Long-running agents are different. An agent that operates over weeks and months, that has hundreds of conversations with the same user, that works on the same project across multiple sessions, this agent accumulates experience. And the value of that experience is not just in the facts it extracts. It is in the episodes it lived through.
The distinction shows up most clearly in the difference between “what should I do?” and “what happened last time?” A semantic memory system can answer the first question. It can retrieve relevant facts, project conventions, user preferences, and use them to inform a decision. But it cannot answer the second question. It does not know what happened last time because it was not there. The episode was compressed into a fact, and the fact cannot reconstruct the conversation that produced it.
For users who work with agents over extended periods, this is a real friction point. They remember the conversations. They remember that a specific approach was discussed and rejected. They remember the reasoning. The agent does not, because the agent’s memory system stripped away the episode and kept only the fact. The result is a conversation where the user has to repeatedly re-establish context that they thought was already shared.

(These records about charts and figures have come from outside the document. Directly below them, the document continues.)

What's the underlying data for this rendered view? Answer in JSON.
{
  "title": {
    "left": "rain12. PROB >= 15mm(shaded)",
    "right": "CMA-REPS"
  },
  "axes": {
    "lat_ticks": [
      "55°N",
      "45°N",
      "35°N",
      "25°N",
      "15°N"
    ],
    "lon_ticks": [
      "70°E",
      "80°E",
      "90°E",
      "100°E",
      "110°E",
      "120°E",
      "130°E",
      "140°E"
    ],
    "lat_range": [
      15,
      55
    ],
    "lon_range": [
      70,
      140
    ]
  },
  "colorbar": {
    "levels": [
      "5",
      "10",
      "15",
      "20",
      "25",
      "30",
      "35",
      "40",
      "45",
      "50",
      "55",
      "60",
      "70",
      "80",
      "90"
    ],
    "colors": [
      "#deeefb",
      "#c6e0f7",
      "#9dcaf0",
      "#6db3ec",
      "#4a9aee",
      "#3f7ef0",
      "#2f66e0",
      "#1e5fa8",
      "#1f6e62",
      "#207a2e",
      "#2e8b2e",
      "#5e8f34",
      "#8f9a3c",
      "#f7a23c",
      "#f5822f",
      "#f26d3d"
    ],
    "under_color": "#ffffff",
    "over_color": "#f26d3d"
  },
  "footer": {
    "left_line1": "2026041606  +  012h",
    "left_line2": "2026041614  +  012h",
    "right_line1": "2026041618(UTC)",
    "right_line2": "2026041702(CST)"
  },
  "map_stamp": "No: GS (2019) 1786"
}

Episodic memory fixes this by giving the agent the same ability to recall past conversations that the user naturally has. Not perfectly, not completely, but enough to avoid the worst failures of repetition and context loss. The agent can say “we discussed this on May 10th and went with option B because of the Edge compatibility constraint” instead of proposing option A as if it had never been considered.

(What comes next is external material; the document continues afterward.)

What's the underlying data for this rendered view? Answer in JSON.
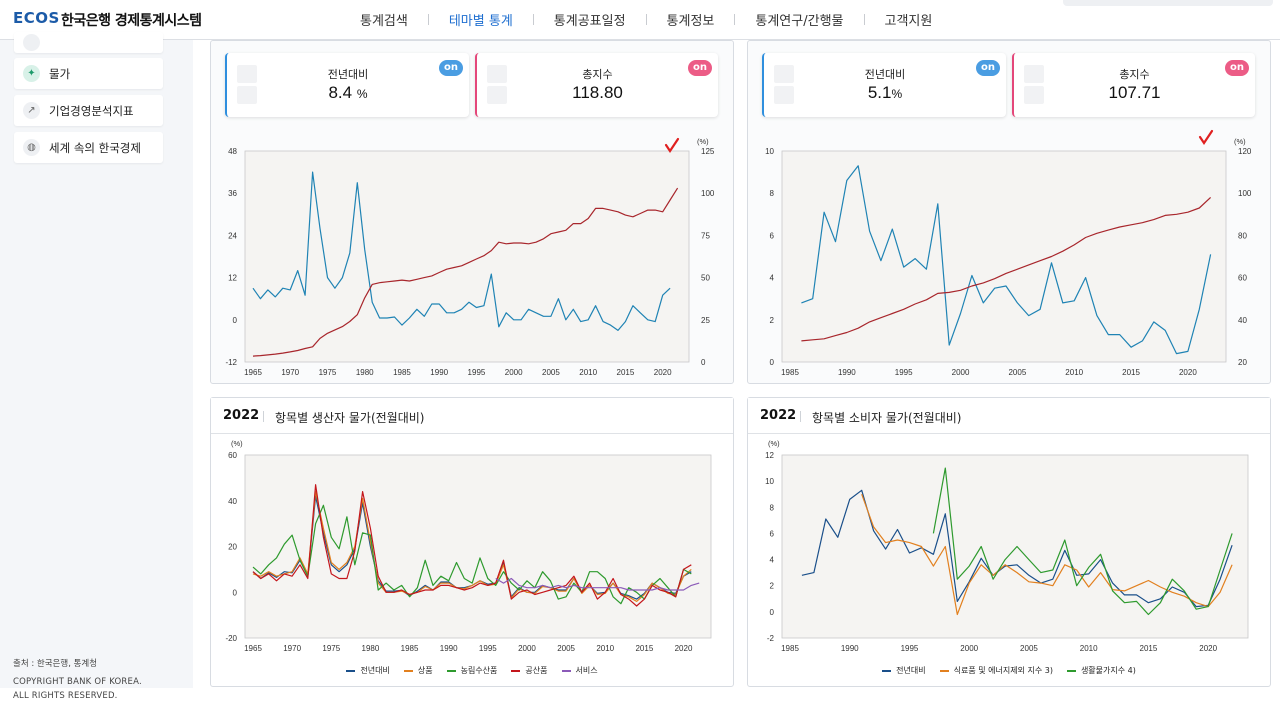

This matters more as agents become more capable and take on more responsibility. An agent that can write code but cannot remember why previous code was written a certain way is only half as useful as one that can do both. An agent that can debug but cannot remember what was already tried is going to waste time repeating failed approaches. An agent that can make architectural decisions but cannot recall the context of previous decisions is going to make inconsistent choices.
The trajectory of agent systems is toward longer-lived, more autonomous agents that maintain ongoing relationships with users and projects. That trajectory makes episodic memory not a nice-to-have but a requirement. The agent that remembers what happened is the agent that can learn from experience. The agent that only remembers facts is, at best, a very capable reference system.
I have been running NanoClaw long enough now that the conversations folder has real history in it. Projects that evolved over weeks, debugging sessions that took unexpected turns, decisions that made sense at the time but needed revisiting months later. The raw transcripts are messy, incomplete, and harder to search than I would like. But they are there. And when a user says “remember when we…”, the system can actually do that. That capability, imperfect as it is, changes the nature of the interaction from stateless to continuous, from transactional to relational. The engineering work ahead is about making episodic memory cheaper to store, faster to search, and more reliable to retrieve. The case for building it is already clear.